Köpeklerden insanlara bulaşan “kist hidatik” hastalığı, karaciğer ve akciğer başta olmak üzere hayati organlara yerleşerek önemli sıhhat problemlerine neden oluyor. Köpeklere denetimsiz üreme ve sıhhat taramalarının yapılmaması da tehlikeyi büyütüyor. Veteriner Tabip Prof. Dr. Nilüfer Sabuncuoğlu, köpek dışkılarının çocukların oyun alanlarından ömür alanlarına kadar geniş bir etrafta önemli sıhhat risklerine yol açtığını söyledi. Türkiye’de bu hastalığın dünya ortalamasının üzerinde yaygın olduğunu söz eden Sabuncuoğlu, parazitin kaynağı olan köpek dışkılarının bir yıldan uzun müddet toprakta canlı kalabildiğini ve zerzevat, meyve ya da kirli su yoluyla bulaşabildiğini söyledi.
“BAŞIBOŞ SOKAK KÖPEKLERİNİN EŞİTTİR KUDUZ HASTALIĞI DEMEK”

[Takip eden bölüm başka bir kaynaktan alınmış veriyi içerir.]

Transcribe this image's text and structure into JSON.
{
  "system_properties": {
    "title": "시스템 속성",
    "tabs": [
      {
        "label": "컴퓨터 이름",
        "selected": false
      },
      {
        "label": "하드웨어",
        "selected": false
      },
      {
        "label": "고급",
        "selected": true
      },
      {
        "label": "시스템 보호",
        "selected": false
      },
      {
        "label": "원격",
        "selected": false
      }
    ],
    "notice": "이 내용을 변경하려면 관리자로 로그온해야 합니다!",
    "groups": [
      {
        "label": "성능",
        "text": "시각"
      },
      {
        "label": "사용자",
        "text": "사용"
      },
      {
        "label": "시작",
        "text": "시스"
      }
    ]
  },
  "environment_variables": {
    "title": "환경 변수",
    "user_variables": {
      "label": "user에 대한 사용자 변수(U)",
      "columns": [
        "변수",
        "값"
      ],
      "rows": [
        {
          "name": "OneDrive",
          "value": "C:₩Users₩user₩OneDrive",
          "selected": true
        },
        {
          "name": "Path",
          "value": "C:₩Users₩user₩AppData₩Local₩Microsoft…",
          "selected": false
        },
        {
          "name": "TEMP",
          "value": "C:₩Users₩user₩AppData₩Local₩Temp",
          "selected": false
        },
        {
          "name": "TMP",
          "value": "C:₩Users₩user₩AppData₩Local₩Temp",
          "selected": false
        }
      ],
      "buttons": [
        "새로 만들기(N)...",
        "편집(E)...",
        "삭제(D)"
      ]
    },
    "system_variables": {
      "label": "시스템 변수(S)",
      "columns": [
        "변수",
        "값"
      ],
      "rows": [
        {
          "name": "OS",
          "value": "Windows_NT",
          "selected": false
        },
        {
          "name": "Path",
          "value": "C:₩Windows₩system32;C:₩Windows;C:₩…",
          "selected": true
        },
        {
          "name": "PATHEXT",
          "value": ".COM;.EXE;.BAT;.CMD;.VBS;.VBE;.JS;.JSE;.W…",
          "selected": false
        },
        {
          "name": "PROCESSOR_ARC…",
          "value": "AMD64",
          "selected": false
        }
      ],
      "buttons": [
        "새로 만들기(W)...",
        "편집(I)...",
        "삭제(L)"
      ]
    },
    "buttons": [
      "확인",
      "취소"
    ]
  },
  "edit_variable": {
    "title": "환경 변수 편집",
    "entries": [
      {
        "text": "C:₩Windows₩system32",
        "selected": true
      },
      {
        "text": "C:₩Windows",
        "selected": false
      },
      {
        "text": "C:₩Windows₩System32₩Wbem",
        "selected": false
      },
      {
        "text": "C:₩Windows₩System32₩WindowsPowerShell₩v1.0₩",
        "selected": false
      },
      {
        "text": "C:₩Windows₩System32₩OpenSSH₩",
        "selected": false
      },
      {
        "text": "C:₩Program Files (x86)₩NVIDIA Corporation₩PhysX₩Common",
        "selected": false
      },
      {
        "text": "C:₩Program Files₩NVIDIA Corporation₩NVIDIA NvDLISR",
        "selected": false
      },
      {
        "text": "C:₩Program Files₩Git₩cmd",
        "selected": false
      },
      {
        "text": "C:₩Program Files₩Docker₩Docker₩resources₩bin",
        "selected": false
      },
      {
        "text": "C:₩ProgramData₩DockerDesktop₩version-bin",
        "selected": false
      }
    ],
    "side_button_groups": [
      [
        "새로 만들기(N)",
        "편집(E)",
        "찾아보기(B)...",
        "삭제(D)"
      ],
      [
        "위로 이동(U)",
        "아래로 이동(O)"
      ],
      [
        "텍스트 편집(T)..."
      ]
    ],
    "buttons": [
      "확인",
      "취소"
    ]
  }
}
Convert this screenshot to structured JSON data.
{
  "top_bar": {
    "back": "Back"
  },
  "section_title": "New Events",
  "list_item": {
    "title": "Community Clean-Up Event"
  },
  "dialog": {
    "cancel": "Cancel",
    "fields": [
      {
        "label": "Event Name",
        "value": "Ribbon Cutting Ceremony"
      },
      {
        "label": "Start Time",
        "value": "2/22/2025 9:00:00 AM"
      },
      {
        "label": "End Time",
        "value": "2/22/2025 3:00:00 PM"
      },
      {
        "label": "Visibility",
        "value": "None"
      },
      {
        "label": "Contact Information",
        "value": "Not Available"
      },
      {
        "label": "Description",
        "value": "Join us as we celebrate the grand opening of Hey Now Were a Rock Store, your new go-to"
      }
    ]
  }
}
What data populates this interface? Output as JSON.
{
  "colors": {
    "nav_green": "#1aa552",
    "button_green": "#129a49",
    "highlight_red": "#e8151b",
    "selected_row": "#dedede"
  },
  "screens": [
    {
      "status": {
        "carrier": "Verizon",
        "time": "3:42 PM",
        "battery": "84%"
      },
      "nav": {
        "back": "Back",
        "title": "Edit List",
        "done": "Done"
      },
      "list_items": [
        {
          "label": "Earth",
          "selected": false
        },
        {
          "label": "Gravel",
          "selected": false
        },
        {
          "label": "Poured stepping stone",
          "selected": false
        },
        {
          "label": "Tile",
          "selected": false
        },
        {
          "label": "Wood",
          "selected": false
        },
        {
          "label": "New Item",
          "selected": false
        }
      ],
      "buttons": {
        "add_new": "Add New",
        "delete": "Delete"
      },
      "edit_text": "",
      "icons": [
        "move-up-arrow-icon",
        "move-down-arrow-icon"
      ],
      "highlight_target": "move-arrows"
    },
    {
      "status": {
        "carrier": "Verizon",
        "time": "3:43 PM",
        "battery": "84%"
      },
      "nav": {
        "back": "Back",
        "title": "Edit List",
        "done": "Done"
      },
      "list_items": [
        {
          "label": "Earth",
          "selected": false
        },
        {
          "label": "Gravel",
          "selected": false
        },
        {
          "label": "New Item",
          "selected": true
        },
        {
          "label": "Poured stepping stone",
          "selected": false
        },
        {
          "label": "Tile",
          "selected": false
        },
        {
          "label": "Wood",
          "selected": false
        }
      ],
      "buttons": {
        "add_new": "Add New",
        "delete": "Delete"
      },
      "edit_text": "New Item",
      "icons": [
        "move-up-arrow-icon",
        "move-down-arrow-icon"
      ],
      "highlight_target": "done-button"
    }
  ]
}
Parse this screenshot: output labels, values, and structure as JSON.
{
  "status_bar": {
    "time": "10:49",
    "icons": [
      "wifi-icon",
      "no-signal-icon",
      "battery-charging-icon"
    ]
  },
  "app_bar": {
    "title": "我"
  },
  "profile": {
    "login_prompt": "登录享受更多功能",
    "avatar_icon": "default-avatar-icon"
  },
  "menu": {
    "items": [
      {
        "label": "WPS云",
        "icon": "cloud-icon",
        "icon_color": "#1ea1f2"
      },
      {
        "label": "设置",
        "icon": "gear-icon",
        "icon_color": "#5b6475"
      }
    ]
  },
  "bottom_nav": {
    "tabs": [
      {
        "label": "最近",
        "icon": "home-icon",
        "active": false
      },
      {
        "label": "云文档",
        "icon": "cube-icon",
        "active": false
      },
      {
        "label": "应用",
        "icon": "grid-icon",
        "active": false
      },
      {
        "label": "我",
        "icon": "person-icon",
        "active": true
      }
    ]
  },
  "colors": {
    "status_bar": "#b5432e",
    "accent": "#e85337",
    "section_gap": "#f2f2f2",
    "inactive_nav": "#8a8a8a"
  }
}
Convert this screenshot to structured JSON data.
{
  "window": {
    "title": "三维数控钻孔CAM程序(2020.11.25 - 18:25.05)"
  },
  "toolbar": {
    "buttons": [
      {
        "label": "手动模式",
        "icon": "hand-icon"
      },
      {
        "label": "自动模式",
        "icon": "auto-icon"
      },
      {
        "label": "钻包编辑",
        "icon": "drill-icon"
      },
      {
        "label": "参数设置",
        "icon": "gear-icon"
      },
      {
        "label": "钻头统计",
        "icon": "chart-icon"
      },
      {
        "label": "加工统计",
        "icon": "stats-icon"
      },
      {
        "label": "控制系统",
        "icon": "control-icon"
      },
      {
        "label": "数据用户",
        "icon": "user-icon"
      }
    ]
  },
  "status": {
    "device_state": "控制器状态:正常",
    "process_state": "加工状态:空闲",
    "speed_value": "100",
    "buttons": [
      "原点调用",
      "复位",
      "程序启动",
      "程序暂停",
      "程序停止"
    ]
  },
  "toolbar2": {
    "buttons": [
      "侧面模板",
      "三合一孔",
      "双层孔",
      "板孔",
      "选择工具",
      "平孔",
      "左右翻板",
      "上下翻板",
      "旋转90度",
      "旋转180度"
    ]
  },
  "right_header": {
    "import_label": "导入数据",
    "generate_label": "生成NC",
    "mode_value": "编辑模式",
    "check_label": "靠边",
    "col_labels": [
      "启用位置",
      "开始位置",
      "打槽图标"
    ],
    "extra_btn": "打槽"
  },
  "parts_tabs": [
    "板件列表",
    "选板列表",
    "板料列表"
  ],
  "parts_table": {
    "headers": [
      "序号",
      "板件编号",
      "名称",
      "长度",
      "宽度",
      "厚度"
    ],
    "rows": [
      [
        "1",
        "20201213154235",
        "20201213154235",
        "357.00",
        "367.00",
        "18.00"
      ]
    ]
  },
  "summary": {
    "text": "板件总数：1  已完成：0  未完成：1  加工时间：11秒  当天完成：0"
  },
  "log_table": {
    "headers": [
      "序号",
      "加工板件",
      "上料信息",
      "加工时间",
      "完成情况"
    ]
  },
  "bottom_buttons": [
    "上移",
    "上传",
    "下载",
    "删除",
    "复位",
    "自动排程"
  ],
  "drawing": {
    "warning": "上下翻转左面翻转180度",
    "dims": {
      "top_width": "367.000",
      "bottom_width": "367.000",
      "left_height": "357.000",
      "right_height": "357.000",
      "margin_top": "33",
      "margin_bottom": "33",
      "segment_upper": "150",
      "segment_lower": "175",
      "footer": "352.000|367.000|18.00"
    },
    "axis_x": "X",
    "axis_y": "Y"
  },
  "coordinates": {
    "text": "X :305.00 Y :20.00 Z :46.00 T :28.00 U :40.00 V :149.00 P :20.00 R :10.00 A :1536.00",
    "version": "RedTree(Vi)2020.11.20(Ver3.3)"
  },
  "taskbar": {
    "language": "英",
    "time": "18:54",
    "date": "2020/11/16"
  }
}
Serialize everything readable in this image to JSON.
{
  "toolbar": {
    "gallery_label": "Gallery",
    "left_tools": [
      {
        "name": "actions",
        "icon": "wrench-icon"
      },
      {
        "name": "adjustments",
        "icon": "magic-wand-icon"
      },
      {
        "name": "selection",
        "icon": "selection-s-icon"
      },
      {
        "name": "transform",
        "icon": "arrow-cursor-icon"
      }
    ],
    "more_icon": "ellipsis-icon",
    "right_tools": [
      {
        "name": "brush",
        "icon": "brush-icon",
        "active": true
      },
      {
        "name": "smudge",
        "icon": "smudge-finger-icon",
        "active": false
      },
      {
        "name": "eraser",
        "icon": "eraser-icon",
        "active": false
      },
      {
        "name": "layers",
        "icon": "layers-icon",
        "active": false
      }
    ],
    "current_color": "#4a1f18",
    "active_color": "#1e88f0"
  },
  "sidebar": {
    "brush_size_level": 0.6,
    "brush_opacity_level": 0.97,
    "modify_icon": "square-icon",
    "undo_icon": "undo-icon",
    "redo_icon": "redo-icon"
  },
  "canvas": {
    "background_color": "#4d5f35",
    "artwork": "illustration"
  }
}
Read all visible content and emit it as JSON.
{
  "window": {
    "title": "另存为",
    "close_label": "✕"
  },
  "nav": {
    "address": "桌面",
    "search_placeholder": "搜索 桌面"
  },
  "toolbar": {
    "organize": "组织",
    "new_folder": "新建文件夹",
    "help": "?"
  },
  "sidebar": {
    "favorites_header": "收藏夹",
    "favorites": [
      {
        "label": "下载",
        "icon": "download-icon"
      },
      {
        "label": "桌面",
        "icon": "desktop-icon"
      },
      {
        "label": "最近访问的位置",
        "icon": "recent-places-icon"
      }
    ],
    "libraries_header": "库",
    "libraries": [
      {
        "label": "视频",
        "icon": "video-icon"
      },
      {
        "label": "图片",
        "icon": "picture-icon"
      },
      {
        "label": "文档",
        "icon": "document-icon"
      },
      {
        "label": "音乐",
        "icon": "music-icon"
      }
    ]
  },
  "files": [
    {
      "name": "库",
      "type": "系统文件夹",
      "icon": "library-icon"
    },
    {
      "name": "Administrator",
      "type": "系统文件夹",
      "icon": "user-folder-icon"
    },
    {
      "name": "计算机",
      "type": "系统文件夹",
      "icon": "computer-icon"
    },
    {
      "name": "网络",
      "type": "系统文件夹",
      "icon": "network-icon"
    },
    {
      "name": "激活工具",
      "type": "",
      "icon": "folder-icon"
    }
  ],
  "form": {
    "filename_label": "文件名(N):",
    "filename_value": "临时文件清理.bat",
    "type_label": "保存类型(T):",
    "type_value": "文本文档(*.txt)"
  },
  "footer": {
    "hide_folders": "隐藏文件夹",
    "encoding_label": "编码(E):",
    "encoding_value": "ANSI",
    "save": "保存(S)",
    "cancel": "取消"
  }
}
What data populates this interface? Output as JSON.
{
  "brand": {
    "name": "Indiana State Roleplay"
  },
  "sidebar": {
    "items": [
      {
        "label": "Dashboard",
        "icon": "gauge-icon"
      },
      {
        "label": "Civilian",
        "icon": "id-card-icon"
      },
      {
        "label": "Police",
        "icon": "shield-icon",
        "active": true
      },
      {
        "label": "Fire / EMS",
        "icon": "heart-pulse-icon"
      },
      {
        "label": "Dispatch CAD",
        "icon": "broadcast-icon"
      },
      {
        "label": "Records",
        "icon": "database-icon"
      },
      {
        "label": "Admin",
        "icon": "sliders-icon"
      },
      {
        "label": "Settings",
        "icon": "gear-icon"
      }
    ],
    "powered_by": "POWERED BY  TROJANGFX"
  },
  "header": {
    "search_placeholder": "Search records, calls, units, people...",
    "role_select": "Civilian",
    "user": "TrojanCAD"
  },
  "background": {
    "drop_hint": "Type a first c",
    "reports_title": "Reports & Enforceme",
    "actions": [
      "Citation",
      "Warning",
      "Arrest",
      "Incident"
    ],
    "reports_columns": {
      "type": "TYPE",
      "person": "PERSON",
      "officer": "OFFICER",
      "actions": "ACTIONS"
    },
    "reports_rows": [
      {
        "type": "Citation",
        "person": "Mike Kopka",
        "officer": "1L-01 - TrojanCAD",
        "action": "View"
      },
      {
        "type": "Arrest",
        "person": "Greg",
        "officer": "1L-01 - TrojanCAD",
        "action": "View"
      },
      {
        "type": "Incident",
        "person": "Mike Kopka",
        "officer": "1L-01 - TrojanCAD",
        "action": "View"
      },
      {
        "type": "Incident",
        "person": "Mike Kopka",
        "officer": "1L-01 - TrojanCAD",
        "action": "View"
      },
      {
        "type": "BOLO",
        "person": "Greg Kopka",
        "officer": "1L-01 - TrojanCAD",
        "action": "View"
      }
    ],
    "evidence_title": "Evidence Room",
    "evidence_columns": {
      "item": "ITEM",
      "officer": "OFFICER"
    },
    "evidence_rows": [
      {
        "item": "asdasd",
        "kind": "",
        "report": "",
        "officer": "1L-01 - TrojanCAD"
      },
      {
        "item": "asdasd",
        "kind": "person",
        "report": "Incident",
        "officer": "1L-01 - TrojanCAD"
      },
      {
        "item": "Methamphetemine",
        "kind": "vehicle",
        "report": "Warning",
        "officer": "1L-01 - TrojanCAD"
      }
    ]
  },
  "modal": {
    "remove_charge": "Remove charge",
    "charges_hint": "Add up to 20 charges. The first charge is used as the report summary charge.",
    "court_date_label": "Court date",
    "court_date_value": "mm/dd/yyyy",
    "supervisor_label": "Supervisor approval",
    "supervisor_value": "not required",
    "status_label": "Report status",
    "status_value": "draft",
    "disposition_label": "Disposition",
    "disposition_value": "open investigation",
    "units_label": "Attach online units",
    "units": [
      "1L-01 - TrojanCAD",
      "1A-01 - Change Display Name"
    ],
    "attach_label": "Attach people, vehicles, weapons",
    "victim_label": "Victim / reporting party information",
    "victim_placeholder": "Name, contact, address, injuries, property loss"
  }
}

Başıboş köpeklerin bir öteki büyük riski ise kuduz hadiseleri. 2023 yılında 461 bin kişinin kuduz tedavisi gördüğünü hatırlatan Prof. Dr. Sabuncuoğlu, sokak hayvanlarının üremesinin denetim altına alınmaması durumunda bu sayının artacağını belirtti. Prof. Dr. Sabuncuoğlu, bu sorunun tahlilinin “sıfır başıboş köpek” siyaseti olduğunu söyledi. Başıboş sokak köpeklerinin eşittir kuduz hastalığı demek olduğunu, bu bahsin siyasi bir konuya dönüştüğünü kaydeden Prof. Dr. Sabuncuoğlu, “Toplanmayan her gün 2 bin ton köpek dışkısı etrafa yayılıyor ve bu durum hem sıhhat hem etraf açısından büyük bir tehdit oluşturuyor” dedi.
“ÇOCUKLARIMIZIN VE TOPLUMUN SIHHATİ İÇİN GEÇ KALMADAN TESİRLİ ADIMLAR ATILMALI”
Türkiye’de yaklaşık 2 bin 800 hayvansever derneğinin faaliyet gösterdiğini belirten Sabuncuoğlu, bu derneklerin birtakım yabancı kuruluşlar tarafından fonlandığını ve denetimsiz bir rant döngüsüne yol açtığını öne sürdü. Sabuncuoğlu, Türkiye’de sokak köpeklerinin denetim altına alınması gerektiğini vurgulayarak, “Medeni ülkelerde bu sorun çoktan çözülmüş durumda. Çocuklarımızın ve toplumun sıhhati için geç kalmadan tesirli adımlar atılmalı” diye konuştu.
BEYAZ KANSER NEDİR?
Kist hidatik (beyaz kanser), toplumda köpek tenyası kisti diye bilinen bir hastalık. Ülkemizde bu hastalık dünya ortalamasının üstünde ve yaklaşık olarak 10 bin bireyde bir üzere yaygınlığı bulunuyor. Bahse husus olan parazit, köpeklerin bağırsaklarında yaşıyor. Dışkılama yoluyla atılan yumurtalar bir sene kadar yaşayabiliyor. Bu parazitler, güzel yıkanmamış zerzevat ve meyveler yoluyla yahut kirli içme sularından bağırsaklara yerleşiyor. Buradan karaciğer, akciğer ve öteki organlara yayılarak kist formunda hayatlarını sürdürüyor. Akciğere yerleşen kistler, büyüdükçe bronş, akciğer zarı, kalp ve büyük damar üzere yapılara baskı yapmasına bağlı olarak öksürük, teneffüs kasveti, göğüs ağrısı üzere çeşitli belirtiler göstermeye başlıyor.